In and out in under 30 minutes! These guys run a tight ship and they were very friendly and nice explaining everything that would take place in advance. Things like when the machine and/or table would move, what sounds it would make and the fact that I’d feel absolutely nothing while it was happening.

I arrive and get changed into the standard hospital attire for getting x-rays, CT scans, MRIs, PET scans etc. all of which I’ve had several of over the last 2 years. A few minutes in the waiting room and then they usher me into the therapy room and introduce me to the team, and the machine.

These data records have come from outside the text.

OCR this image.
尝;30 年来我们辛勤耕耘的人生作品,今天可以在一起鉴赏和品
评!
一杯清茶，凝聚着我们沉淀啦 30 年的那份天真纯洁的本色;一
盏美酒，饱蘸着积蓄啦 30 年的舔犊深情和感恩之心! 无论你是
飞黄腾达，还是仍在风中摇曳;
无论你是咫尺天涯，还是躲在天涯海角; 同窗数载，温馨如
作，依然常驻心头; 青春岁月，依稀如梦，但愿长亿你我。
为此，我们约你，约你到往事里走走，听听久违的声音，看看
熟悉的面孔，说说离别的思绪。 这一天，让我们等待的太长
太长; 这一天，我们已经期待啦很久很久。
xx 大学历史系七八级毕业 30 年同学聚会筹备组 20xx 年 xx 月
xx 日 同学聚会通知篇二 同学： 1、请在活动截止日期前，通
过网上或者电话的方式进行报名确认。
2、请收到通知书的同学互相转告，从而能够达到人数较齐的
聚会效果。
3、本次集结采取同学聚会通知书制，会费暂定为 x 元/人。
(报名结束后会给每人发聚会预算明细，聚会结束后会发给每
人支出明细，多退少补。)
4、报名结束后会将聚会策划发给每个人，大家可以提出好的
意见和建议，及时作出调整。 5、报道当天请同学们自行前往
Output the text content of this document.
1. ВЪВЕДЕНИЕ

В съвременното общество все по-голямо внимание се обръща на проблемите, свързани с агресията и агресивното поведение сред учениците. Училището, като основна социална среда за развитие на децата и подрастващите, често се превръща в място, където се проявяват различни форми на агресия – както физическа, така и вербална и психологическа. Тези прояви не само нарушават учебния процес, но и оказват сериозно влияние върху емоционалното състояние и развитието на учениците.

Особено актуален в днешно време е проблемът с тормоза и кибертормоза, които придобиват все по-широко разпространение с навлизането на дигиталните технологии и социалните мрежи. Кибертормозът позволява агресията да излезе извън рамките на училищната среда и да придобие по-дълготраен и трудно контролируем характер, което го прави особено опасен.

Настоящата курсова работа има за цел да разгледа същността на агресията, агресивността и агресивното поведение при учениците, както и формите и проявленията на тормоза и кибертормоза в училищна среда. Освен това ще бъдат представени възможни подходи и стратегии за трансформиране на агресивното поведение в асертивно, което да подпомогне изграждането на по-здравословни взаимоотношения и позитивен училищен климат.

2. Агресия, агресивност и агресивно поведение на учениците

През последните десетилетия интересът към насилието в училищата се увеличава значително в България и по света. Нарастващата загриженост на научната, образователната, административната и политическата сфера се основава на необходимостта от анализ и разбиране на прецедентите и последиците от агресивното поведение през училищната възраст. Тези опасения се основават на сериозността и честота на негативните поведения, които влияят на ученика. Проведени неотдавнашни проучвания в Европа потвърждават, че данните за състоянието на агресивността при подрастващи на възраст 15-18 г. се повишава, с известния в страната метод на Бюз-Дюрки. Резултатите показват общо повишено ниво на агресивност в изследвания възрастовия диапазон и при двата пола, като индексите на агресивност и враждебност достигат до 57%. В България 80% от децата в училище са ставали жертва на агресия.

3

The lights were up for this photo but when I arrive it’s dim mood lighting, a fairly relaxing vibe. You hop up on the table, which is draped with sheets ( not naked like in the photo ) and position your arms out of the way over your head in the purple-looking supports. They use a laser alignment system to line me up with the dot markings previously applied to the sides of my chest. Then they all leave the room. Hmmmmm….

The first thing that happens is a couple of arms come out of the machine and take an x-ray. The operators then use this to make some further refinements to my positioning by remotely adjusting the table. Then the process starts and the head of the machine comes closer and rotates around me. In about 5 minutes after entering the treatment room it’s all over. A little hard to describe but to get an idea, check out this video that one of the staff recommended when I was taking my photo.

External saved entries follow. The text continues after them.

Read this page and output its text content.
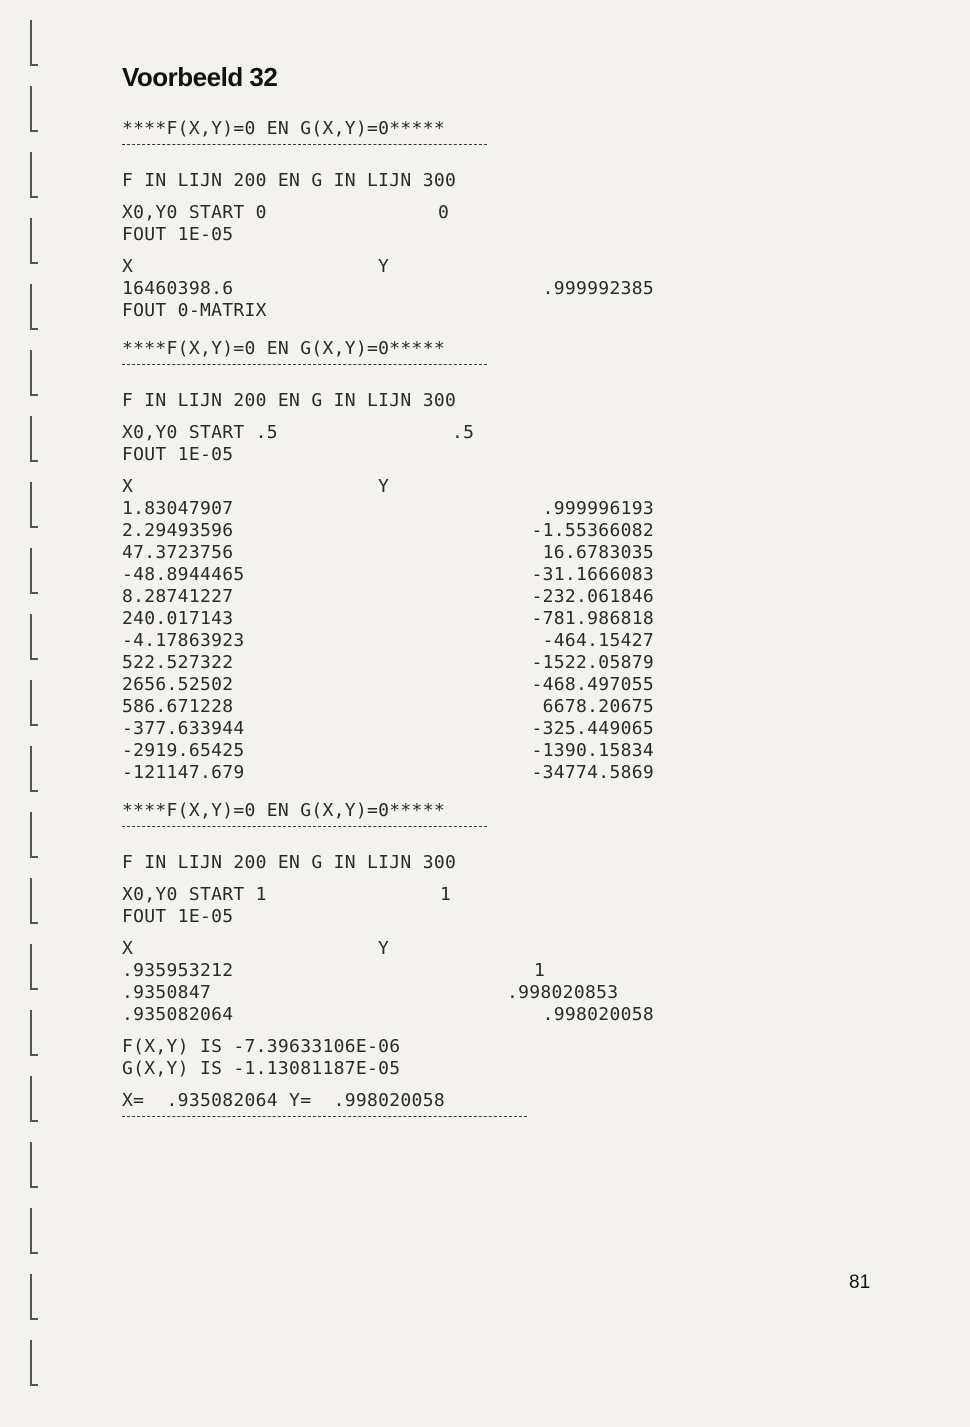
Voorbeeld 32
****F(X,Y)=0 EN G(X,Y)=0*****
F IN LIJN 200 EN G IN LIJN 300
X0,Y0 START 0	0
FOUT 1E-05
X	Y
16460398.6	.999992385
FOUT 0-MATRIX
****F(X,Y)=0 EN G(X,Y)=0*****
F IN LIJN 200 EN G IN LIJN 300
X0,Y0 START .5	.5
FOUT 1E-05
X	Y
1.83047907	.999996193
2.29493596	-1.55366082
47.3723756	16.6783035
-48.8944465	-31.1666083
8.28741227	-232.061846
240.017143	-781.986818
-4.17863923	-464.15427
522.527322	-1522.05879
2656.52502	-468.497055
586.671228	6678.20675
-377.633944	-325.449065
-2919.65425	-1390.15834
-121147.679	-34774.5869
****F(X,Y)=0 EN G(X,Y)=0*****
F IN LIJN 200 EN G IN LIJN 300
X0,Y0 START 1	1
FOUT 1E-05
X	Y
.935953212	1
.9350847	.998020853
.935082064	.998020058
F(X,Y) IS -7.39633106E-06
G(X,Y) IS -1.13081187E-05
X=  .935082064 Y=  .998020058
81
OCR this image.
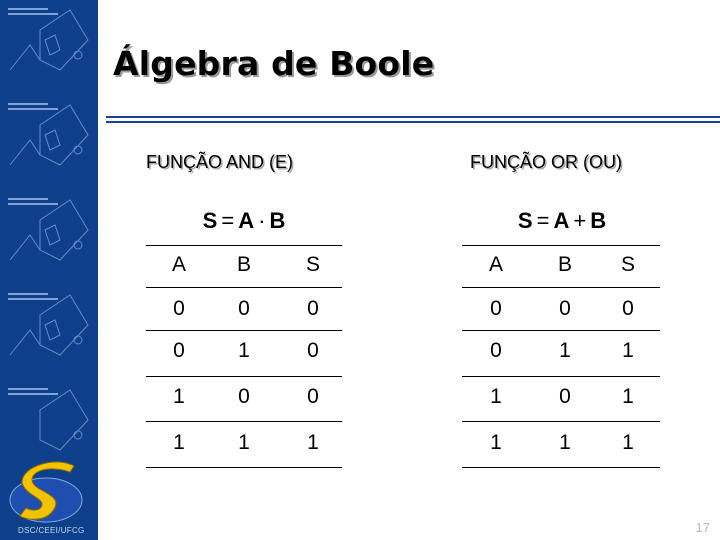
DSC/CEEI/UFCG
Álgebra de Boole
FUNÇÃO AND (E)
S = A · B
A	B	S
0	0	0
0	1	0
1	0	0
1	1	1
FUNÇÃO OR (OU)
S = A + B
A	B	S
0	0	0
0	1	1
1	0	1
1	1	1
17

My Radiation Treatment from Thomas Ashley on Vimeo.

The person in the video is receiving radiation to his head whereas mine is to the chest and no, I didn’t have to wear any sort of protective device on my chest.

As with all medical procedures they tell you about all the things that can happen, the “side-effects”. In general they are supposed to be quite minimal compared to chemotherapy. Things like skin irritation, think fairly significant sunburn. Coughing from irritating the lung because the tumor is close to the lung, difficulty swallowing again from irritating the esophagus, as its close by too. The radiation beam is focused and targeting the tumor but, there is some spill over. For the super techie my treatment is Intensity Modulated Radiation Therapy (IMRT).

Some fairly intense prayer while the process is taking place as so much is out of my control, actually everything about the treatment beyond saying “yes” or “no” is outside my control but God has got this, guiding the staff and the machine to do it’s job without damaging the rest of me. Thanks for all the messages of encouragement, prayer and support as we go through this last part of the journey.